Ugh, kapan aku bisa berhenti menggerundel seperti ini?

Chanyeol selalu memarahiku karena aku tidak memiliki teman. Aku tidak pernah mau memiliki teman, jikapun ada, toh pasti mereka akan mengolok-olokku. Mereka tidak mengharapkanku. Mungkin banyak juga dari mereka yang tidak menginginkan adanya aku.

Dan aku selalu menyadari hal itu.

Selalu.

Aku membenci diriku sendiri. Alasannya? Itu banyak, terkadang sampai lupa apa saja alasannya.

Belum lagi tentang perkuliahan. Banyak sekali yang harus dilakukan, dipikirkan. Sepertinya aku salah jika mengikuti jejak Chanyeol. Computer Science. Damn, it's so hard.
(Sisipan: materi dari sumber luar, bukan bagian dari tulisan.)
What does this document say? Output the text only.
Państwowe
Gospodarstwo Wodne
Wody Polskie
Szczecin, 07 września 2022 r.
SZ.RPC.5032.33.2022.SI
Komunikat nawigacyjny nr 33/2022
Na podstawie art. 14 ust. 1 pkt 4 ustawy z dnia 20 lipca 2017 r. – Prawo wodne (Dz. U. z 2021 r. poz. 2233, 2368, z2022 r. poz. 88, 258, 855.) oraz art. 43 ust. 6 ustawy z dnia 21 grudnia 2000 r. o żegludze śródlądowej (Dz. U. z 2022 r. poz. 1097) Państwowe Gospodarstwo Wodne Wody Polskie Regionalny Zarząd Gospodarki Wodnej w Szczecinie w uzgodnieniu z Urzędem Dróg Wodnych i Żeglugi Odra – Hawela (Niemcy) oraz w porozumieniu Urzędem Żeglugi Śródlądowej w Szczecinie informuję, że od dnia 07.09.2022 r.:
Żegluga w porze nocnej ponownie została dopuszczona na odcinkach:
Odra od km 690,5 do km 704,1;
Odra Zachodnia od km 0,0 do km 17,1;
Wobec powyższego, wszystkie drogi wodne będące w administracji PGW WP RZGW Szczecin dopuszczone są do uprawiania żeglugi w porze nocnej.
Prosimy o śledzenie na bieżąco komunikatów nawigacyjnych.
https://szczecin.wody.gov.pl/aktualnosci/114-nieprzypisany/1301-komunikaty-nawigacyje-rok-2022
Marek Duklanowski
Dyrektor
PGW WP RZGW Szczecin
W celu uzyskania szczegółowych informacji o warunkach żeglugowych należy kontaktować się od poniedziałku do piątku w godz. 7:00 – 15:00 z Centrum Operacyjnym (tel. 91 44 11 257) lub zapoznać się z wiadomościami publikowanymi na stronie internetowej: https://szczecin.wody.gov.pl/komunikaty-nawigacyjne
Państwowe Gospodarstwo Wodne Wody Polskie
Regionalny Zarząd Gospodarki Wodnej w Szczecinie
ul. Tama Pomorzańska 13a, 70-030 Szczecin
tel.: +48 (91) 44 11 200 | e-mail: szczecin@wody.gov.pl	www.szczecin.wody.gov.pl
"Sehun," seseorang memanggilku ketika aku sedang menggerutu tentang dunia dan diriku. Dari suara beratnya aku sudah tahu siapa dia. Tentu saja Chanyeol, siapa lagi? Dia sudah tinggal bersama denganku hampir 20 tahun. Ya, hampir, karena tinggal dua bulan lagi aku berulang tahun.
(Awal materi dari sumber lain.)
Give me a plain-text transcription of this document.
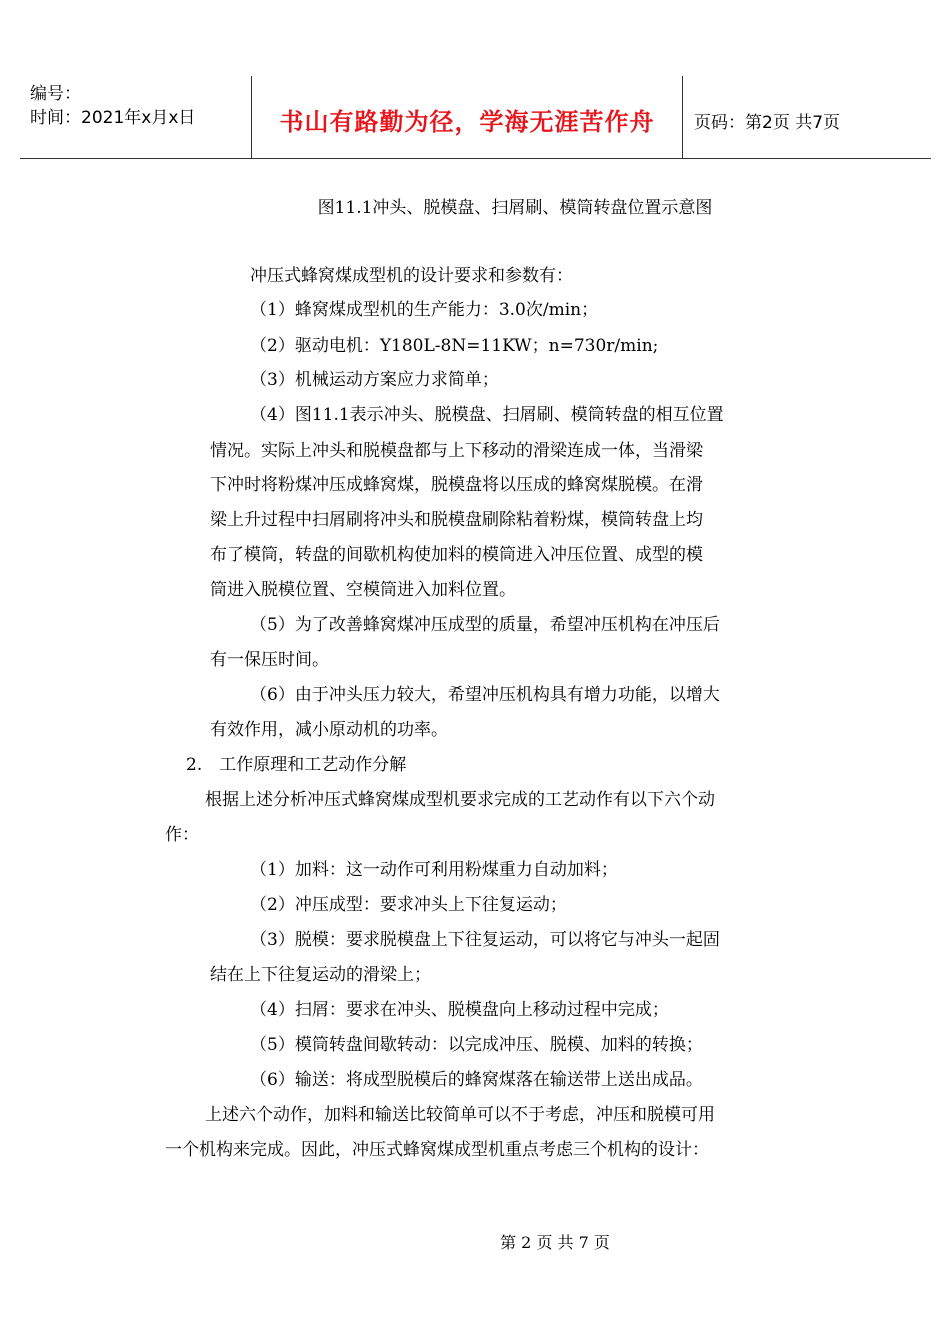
编号：
时间：2021年x月x日	书山有路勤为径，学海无涯苦作舟	页码：第2页 共7页
图11.1冲头、脱模盘、扫屑刷、模筒转盘位置示意图
冲压式蜂窝煤成型机的设计要求和参数有：
（1）蜂窝煤成型机的生产能力：3.0次/min；
（2）驱动电机：Y180L-8N=11KW；n=730r/min;
（3）机械运动方案应力求简单；
（4）图11.1表示冲头、脱模盘、扫屑刷、模筒转盘的相互位置
情况。实际上冲头和脱模盘都与上下移动的滑梁连成一体，当滑梁
下冲时将粉煤冲压成蜂窝煤，脱模盘将以压成的蜂窝煤脱模。在滑
梁上升过程中扫屑刷将冲头和脱模盘刷除粘着粉煤，模筒转盘上均
布了模筒，转盘的间歇机构使加料的模筒进入冲压位置、成型的模
筒进入脱模位置、空模筒进入加料位置。
（5）为了改善蜂窝煤冲压成型的质量，希望冲压机构在冲压后
有一保压时间。
（6）由于冲头压力较大，希望冲压机构具有增力功能，以增大
有效作用，减小原动机的功率。
2.　工作原理和工艺动作分解
根据上述分析冲压式蜂窝煤成型机要求完成的工艺动作有以下六个动
作：
（1）加料：这一动作可利用粉煤重力自动加料；
（2）冲压成型：要求冲头上下往复运动；
（3）脱模：要求脱模盘上下往复运动，可以将它与冲头一起固
结在上下往复运动的滑梁上；
（4）扫屑：要求在冲头、脱模盘向上移动过程中完成；
（5）模筒转盘间歇转动：以完成冲压、脱模、加料的转换；
（6）输送：将成型脱模后的蜂窝煤落在输送带上送出成品。
上述六个动作，加料和输送比较简单可以不于考虑，冲压和脱模可用
一个机构来完成。因此，冲压式蜂窝煤成型机重点考虑三个机构的设计：
第 2 页 共 7 页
"Hey, Sehun." Dia melemparkan notebook hitamnya padaku. Kulihatnya ia sedang memakai kacamata minusnya, menandakan bahwa ia sedang mengerjakan proyek lagi.

Aku tidak pernah berharap liburanku terganggu oleh si pengangguran ini. Empat bulan penantianku… setelah bergelut dengan tugas-tugas teori dan praktikum. Ugh, sirna sudah.

Chanyeol adalah seorang programmer. Sudah dua tahun ini Chanyeol menjadi semi-pengangguran, bukan karena dia tidak kompeten di bidangnya, dia memang begitu, lebih senang mengerjakan proyek di apartemennya, berhubungan dengan klien dan atasannya melalui e-mail atau teleconference.

"What?"

"Bro, come with me! Aku lupa aku punya janji dengan Jongin ngopi di bawah." Katanya sambil duduk dan mengalungkan lengannya di pundakku.

"Hyung, aku sedang tidak ingin untuk keluar"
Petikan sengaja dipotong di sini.